Optimizing Automatic Flight Condition Recognition through a Multi-Strategy Machine-Learning Based Approach

Flight Condition Recognition (FCR) is essential in the usage monitoring of helicopters, as maneuver instances determine the usage spectrum, and thus the assessment of the original usage assumptions, adopted at design time for the definition of the retirement life of its components. Automated FCR capabilities, exploiting algorithms to detect the aircraft maneuvers by appropriate processing of on-board sensors measurements, allow us to reconstruct the usage spectrum, supporting the definition of improved maintenance manuals, with replacement times and inspection intervals tailored to the helicopters actual usage, thus enabling Condition-Based Maintenance (CBM) schemes.

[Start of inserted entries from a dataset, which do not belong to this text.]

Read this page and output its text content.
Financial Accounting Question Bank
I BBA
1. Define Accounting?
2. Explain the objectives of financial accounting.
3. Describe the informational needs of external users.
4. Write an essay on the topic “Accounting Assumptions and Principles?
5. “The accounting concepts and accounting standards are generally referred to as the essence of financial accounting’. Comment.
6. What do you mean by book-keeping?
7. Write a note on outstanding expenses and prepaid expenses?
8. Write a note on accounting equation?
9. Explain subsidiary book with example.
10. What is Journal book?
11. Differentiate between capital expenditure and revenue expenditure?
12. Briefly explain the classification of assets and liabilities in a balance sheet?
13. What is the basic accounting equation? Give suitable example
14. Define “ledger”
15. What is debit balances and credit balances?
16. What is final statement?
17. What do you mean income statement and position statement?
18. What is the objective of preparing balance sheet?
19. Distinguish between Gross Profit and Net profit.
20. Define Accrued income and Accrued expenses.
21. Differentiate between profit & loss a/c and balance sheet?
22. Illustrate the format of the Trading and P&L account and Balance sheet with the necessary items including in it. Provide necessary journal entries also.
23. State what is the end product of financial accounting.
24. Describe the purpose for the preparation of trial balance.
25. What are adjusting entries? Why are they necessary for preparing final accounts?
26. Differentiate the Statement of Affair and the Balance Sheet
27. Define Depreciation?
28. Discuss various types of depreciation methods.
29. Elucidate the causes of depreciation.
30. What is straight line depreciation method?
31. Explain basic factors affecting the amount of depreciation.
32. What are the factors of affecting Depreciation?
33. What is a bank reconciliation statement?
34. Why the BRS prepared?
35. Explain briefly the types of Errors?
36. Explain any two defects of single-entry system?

However, designing an efficient automatic FCR system is a challenging task, due to the complex machine dynamics characterizing the different flight regimes. In this work, we show how to optimize a machine-learning based approach to FCR design by exploiting a multi-strategy time-series segmentation framework, which combines two supervised learning approaches that leverage sliding windows and stacking ensembles to produce reliable estimates of the flown regimes. The approach is validated on an experimental dataset of nearly 500 labeled flights from two helicopter models, demonstrating its effectiveness in predicting the different maneuver types, and its improvement over a single-strategy approach.